Esteban Ocon, piloto da Haas, foi peremptório ao descartar qualquer cenário de saída de Verstappen: “Ele não vai sair”, garantiu ao Automoto.it. O francês realçou a importância de manter um piloto do calibre de Verstappen na grelha: “Se perdêssemos um piloto tão vencedor devido aos regulamentos técnicos, seria um problema. Mas não vai acontecer. A FIA está a ouvir-nos e estamos a seguir na direcção certa.
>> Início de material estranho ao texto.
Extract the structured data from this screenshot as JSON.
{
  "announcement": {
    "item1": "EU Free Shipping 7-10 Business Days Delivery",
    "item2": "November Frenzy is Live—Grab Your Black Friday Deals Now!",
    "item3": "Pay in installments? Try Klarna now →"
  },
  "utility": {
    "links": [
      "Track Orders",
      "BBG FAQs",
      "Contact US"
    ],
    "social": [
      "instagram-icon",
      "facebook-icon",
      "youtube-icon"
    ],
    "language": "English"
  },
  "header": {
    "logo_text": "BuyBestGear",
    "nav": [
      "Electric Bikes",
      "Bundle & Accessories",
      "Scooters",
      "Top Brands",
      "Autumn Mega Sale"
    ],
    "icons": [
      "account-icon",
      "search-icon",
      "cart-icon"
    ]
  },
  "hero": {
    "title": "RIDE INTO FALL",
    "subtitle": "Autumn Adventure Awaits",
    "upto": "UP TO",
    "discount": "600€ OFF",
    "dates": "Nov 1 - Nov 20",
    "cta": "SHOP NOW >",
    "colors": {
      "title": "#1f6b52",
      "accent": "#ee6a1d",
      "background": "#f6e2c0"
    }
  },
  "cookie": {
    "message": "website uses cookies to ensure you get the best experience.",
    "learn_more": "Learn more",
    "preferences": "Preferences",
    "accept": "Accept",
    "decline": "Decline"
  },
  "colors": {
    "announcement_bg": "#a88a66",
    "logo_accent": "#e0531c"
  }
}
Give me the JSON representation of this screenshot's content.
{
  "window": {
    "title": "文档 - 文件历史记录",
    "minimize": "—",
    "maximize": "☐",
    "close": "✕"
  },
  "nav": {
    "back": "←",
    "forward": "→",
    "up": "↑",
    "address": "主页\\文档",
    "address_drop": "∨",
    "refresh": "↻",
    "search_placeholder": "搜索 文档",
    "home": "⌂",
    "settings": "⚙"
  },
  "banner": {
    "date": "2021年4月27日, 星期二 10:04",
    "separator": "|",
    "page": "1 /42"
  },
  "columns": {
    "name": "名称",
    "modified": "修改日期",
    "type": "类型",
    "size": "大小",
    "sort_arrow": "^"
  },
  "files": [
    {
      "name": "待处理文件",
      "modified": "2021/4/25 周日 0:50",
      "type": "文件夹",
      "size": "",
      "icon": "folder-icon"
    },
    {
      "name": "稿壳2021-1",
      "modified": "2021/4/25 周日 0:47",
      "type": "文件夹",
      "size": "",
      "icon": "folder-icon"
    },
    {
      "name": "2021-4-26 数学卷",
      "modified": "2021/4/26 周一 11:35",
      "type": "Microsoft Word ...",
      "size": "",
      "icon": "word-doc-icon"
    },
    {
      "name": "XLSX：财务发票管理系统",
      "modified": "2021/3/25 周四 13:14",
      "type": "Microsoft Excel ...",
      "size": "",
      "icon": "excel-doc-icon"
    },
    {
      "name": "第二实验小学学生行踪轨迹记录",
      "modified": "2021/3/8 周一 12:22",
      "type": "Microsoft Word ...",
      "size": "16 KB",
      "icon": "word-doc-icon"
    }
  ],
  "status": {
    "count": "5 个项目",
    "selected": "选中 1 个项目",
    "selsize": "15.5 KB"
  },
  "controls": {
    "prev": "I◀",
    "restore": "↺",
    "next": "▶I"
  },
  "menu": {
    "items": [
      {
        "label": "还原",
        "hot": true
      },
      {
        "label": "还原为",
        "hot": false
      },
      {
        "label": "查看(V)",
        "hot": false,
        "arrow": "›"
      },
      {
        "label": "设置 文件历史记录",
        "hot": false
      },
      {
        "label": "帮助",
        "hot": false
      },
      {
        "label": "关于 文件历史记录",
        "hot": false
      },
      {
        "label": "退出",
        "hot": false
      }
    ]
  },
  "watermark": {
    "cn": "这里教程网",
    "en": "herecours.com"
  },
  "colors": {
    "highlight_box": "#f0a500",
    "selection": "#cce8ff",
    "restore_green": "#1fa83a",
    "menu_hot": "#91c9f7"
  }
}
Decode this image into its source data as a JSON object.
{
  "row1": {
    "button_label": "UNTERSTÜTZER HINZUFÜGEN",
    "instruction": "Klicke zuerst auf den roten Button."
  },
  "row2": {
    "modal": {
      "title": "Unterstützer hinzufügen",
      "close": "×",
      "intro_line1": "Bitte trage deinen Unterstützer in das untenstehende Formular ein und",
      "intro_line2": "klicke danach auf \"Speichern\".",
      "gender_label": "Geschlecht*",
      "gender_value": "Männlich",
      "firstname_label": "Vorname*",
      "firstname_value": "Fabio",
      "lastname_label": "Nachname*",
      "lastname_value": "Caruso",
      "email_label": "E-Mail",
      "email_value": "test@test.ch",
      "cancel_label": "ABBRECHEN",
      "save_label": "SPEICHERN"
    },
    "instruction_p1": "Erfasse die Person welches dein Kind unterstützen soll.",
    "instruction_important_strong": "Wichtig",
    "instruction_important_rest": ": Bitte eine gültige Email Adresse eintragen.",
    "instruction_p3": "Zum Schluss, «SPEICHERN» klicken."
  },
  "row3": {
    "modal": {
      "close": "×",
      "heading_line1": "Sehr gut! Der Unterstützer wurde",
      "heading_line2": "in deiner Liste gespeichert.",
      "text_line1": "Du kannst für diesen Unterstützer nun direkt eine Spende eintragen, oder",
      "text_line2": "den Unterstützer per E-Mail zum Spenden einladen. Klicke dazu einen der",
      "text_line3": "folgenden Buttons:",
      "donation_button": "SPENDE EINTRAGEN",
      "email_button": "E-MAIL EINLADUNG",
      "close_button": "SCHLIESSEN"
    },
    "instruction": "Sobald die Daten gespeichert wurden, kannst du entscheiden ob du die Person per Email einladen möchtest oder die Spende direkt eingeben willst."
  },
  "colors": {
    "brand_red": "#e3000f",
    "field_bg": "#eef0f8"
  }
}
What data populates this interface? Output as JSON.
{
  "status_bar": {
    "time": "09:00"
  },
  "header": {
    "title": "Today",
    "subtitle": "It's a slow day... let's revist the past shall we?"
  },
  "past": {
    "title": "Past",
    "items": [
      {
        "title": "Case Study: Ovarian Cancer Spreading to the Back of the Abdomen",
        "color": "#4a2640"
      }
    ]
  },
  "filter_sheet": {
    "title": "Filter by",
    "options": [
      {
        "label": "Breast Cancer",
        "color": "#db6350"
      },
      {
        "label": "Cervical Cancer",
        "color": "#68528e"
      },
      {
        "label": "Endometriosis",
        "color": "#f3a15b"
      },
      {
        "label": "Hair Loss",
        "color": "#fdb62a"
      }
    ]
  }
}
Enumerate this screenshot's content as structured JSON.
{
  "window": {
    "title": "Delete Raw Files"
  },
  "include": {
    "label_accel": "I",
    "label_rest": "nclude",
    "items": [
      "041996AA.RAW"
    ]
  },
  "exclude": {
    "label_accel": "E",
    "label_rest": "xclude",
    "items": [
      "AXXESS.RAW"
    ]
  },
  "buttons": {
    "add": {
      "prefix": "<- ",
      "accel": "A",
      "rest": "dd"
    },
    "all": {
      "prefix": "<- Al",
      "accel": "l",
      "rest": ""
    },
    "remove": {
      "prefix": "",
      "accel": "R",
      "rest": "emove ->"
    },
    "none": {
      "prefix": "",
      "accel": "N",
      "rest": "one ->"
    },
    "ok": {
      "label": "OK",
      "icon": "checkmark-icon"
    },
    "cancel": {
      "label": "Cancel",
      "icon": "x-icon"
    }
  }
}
Houve consenso de que tudo era demasiado complicado no início do ano e já foram feitas intervenções, o que é positivo.” Ocon foi ainda mais longe ao defender uma revolução nos motores, sugerindo o regresso dos blocos V8 ou V10 naturalmente aspirados: “Acho que os V8 foram os melhores motores da F1. Talvez com maior cilindrada, até 3.5 ou 4 litros, para chegar aos 900 cavalos. Depois, juntava mais 100 a 150 cavalos com o híbrido. Seria um motor com muito mais carácter. Se as regras fossem assim, todos ficariam loucos. Seria fantástico, não só pelo som, mas também pela condução. Estou convencido de que a F1 vai seguir por esse caminho no futuro.”
Esta vontade de regressar ao passado é partilhada por Mohammed Ben Sulayem, presidente da FIA, que, numa publicação recente, prometeu: “Estou empenhado em trazer de volta os V8 à Fórmula 1, idealmente até 2030, mas certamente até 2031, como parte do próximo ciclo regulamentar da FIA. Os V8 são mais leves, simples e económicos, e com combustíveis sustentáveis podemos manter os objectivos ambientais. Mais importante ainda, devolvem à F1 o som visceral que todos associamos à categoria rainha do automobilismo.”
Com a próxima ronda marcada para o Grande Prémio da Áustria, no Red Bull Ring, a pressão sobre Verstappen e a Red Bull mantém-se elevada, sobretudo pela aproximação da McLaren e de Norris na luta pelo título. A expectativa em torno da evolução dos regulamentos técnicos continuará a ser tema de conversa no paddock, com pilotos e equipas atentos a cada decisão da FIA. Para já, Verstappen mantém-se firme na liderança e, com as recentes mudanças, tudo indica que continuará a ser protagonista da Fórmula 1 no futuro próximo. O campeonato segue aberto, com rivalidades a aquecerem, regulamentos em transformação e a promessa de novas emoções para os adeptos portugueses e internacionais.